Towards a Mineral Systems Model for Surficial Uranium Mineralization Based on Deposits in the Erongo District of Namibia

Surficial deposits in Namibia’s Erongo district contain substantial but low-grade resources of uranium and vanadium (nearly 500 Mlb U₃O₈), hosted in palaeochannels. This review attempts to develop a mineral systems model for the deposit type, but it is emphasised that research into this important class of deposit has been minimal since the nineteen eighties, largely as a result of a limited investment in uranium exploration. The deposits are the result of groundwater movement in aquifers developed within Cenozoic palaeochannels. The source of uranium was probably granitic rocks traversed by these palaeodrainages, particularly black-quartz rich pegmatites similar to those that make up the hard-rock alaskite deposits of the region. Transport of uranium is generally assumed to have occurred in aqueous uranium species after palaeochannels became filled with sediment. U-enriched clasts within the palaeochannels have yet to be investigated as a local source of uranium. The localised deposition of uranium occurred after regionally extensive carbonate cementation of the palaeochannel sediments, which was the result of climate change (aridification).

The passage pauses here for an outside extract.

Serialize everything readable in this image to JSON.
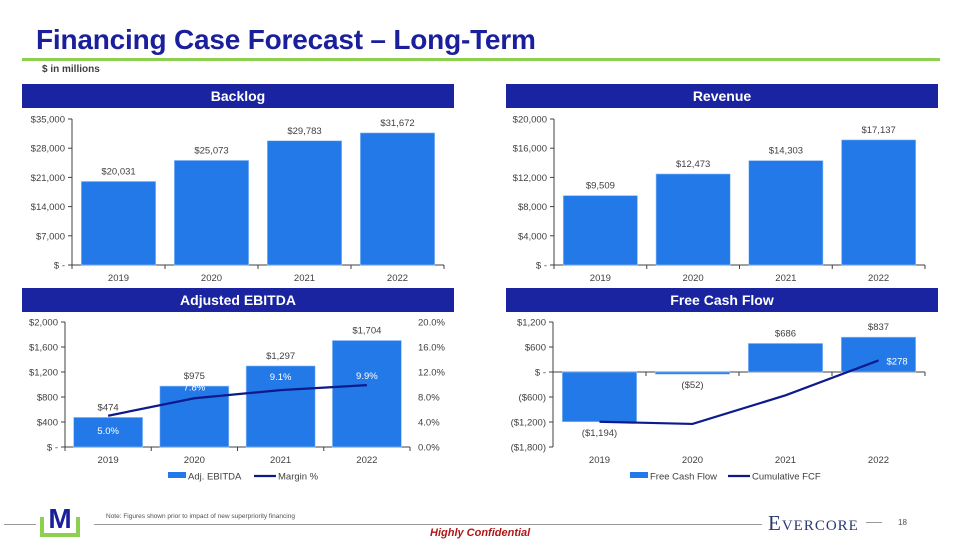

Pre-uranium calcite may have acted as a chemical buffer (pH) and probably influenced palaeochannel hydrology, restricting groundwater flow to the deeper portions. Uranium is paragenetically related to Mg clays and dolomite, suggesting that the groundwater evolved to a more Mg-rich composition during uranium deposition, probably as a result of more extreme evaporation. The controls on the localisation of mineralisation remain unclear and unpredictable, as are the controls on uranium grade—the fundamental determinant of economic viability. There are few absolute age determinations for any of the deposits, but none occur in rocks likely to be older than the Miocene. This reflects low preservation potential. For example, the Langer Heinrich deposit is incised by active drainage with attendant erosion and probable removal of mineralised material.